La historia de Lázaro de Betania es un testimonio rotundo de que ninguna situación está demasiado perdida para Dios.²⁴ Todos enfrentamos momentos que tienen el “hedor” de la muerte: una relación que parece rota sin posibilidad de reparación, un diagnóstico médico que se siente como una sentencia de muerte, una sequedad espiritual que parece permanente. En estos momentos de total desesperanza, la imagen de Jesús de pie ante una tumba sellada y llamando a la vida es nuestra ancla. Nos recuerda que nuestro Dios es el Dios de la resurrección, y que en Él, la muerte nunca tiene la última palabra.¹⁷
Al mismo tiempo, la parábola del mendigo Lázaro es un llamado atemporal y urgente a abrir nuestros ojos y nuestros corazones. Nos obliga a mirar más allá de las puertas de nuestras propias vidas cómodas y ver el sufrimiento de quienes nos rodean.⁹ Desafía la tentación de ser indiferentes y nos llama a mostrar activamente el amor y la compasión de Cristo a los pobres, los enfermos, los solitarios y los marginados. Nos enseña que nuestra fe no es simplemente un boleto privado al cielo, sino una misión pública de amar como Él amó.

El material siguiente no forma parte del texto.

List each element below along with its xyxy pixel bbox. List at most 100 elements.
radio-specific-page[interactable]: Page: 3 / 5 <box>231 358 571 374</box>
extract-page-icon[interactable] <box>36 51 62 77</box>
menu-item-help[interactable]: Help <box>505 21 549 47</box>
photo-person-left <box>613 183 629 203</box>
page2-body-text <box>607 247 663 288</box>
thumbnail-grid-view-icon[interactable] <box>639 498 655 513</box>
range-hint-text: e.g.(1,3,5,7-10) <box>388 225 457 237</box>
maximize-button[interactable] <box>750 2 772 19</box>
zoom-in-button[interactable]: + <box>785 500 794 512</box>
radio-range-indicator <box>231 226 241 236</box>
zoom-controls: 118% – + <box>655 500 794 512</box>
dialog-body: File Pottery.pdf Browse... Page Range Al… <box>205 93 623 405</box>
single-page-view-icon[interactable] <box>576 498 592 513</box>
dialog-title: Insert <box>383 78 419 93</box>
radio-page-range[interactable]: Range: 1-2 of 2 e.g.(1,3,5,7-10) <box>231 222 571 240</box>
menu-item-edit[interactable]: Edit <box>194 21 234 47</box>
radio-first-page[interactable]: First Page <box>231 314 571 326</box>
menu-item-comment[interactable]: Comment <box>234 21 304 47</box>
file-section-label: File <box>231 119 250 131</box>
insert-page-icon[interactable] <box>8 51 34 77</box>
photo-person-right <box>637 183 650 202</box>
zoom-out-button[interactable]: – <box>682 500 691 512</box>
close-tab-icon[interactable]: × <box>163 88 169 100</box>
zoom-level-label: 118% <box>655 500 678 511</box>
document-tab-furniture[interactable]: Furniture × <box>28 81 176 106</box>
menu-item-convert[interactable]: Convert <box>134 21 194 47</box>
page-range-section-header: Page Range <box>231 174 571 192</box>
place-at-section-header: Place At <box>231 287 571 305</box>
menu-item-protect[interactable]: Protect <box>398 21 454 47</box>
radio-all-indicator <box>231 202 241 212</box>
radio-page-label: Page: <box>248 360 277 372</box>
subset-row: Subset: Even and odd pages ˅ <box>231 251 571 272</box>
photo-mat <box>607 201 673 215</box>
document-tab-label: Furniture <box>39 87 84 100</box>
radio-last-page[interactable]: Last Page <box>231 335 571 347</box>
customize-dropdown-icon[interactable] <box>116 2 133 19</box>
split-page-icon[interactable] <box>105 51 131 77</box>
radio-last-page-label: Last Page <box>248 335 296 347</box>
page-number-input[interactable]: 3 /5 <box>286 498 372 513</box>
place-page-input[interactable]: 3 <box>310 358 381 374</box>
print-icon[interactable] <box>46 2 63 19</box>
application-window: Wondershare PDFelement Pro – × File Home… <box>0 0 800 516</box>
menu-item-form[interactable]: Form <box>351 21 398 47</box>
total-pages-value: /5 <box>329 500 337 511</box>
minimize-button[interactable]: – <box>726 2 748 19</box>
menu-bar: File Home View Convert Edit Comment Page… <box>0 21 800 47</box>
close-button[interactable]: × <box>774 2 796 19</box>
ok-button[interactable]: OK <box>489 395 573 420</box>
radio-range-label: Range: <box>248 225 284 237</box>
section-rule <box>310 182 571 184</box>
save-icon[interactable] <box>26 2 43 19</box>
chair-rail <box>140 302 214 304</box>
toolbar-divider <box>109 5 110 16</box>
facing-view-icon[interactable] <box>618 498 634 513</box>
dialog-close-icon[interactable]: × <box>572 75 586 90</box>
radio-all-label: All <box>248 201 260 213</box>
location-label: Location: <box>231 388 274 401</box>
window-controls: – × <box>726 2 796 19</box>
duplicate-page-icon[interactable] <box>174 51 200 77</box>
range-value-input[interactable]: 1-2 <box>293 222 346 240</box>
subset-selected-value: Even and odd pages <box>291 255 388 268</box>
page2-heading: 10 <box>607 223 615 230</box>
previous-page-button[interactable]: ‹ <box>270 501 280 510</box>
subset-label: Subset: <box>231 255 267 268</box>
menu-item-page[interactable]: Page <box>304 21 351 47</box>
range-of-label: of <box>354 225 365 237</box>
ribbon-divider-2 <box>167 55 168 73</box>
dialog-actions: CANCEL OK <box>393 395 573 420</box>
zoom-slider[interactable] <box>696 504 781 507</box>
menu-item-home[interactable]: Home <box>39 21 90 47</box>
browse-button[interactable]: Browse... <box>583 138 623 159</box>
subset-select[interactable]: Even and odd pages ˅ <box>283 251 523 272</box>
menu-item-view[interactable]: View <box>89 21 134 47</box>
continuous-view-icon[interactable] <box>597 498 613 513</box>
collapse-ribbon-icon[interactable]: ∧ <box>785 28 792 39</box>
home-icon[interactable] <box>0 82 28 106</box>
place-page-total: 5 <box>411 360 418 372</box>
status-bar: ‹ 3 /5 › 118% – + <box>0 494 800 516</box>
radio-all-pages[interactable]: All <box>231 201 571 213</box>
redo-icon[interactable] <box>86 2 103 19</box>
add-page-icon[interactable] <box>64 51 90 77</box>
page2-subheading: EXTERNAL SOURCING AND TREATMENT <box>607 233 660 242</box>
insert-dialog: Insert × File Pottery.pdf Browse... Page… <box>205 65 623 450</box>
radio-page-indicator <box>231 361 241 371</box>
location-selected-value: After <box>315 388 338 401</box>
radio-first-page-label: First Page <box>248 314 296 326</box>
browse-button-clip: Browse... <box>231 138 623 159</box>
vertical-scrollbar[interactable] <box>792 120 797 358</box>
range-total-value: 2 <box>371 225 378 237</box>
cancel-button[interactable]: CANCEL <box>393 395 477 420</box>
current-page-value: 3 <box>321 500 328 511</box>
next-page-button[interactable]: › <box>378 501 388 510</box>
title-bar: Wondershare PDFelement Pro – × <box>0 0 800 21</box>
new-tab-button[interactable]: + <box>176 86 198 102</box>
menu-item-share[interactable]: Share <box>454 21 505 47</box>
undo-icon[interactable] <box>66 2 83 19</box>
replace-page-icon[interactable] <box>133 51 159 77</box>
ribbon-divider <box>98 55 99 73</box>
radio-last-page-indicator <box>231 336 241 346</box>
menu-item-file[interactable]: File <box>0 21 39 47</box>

Ambas historias nos enseñan la difícil pero esencial lección de confiar en el corazón de Dios cuando no podemos ver Su mano.³ María y Marta tuvieron que soportar cuatro días de dolor agonizante, incapaces de entender por qué el amigo en quien confiaban se había retrasado. Su historia nos da permiso para llevar nuestro propio dolor y confusión a Dios, mientras nos anima a “interpretar nuestro sufrimiento por el amor de Dios, no interpretar Su amor por nuestro sufrimiento”.³ Podemos derramar nuestros corazones ante Él, sabiendo que Él es un Salvador que se preocupa tanto que llora con nosotros en nuestra tristeza.³
Las historias de Lázaro son una invitación. El mendigo Lázaro fue invitado al consuelo eterno. El amigo de Jesús fue invitado a salir de una tumba de muerte. De la misma manera, Jesús está ante cada uno de nosotros hoy, llamándonos a salir de nuestras propias tumbas: tumbas de pecado, miedo, vergüenza y desesperación. Él nos invita a dejar las vendas funerarias que nos atan y a caminar en la libertad y la novedad de una vida resucitada en Él.¹⁸ Esta es la hermosa promesa entretejida en ambas historias, la promesa que nos da una esperanza inquebrantable: porque Él vive, nosotros también viviremos.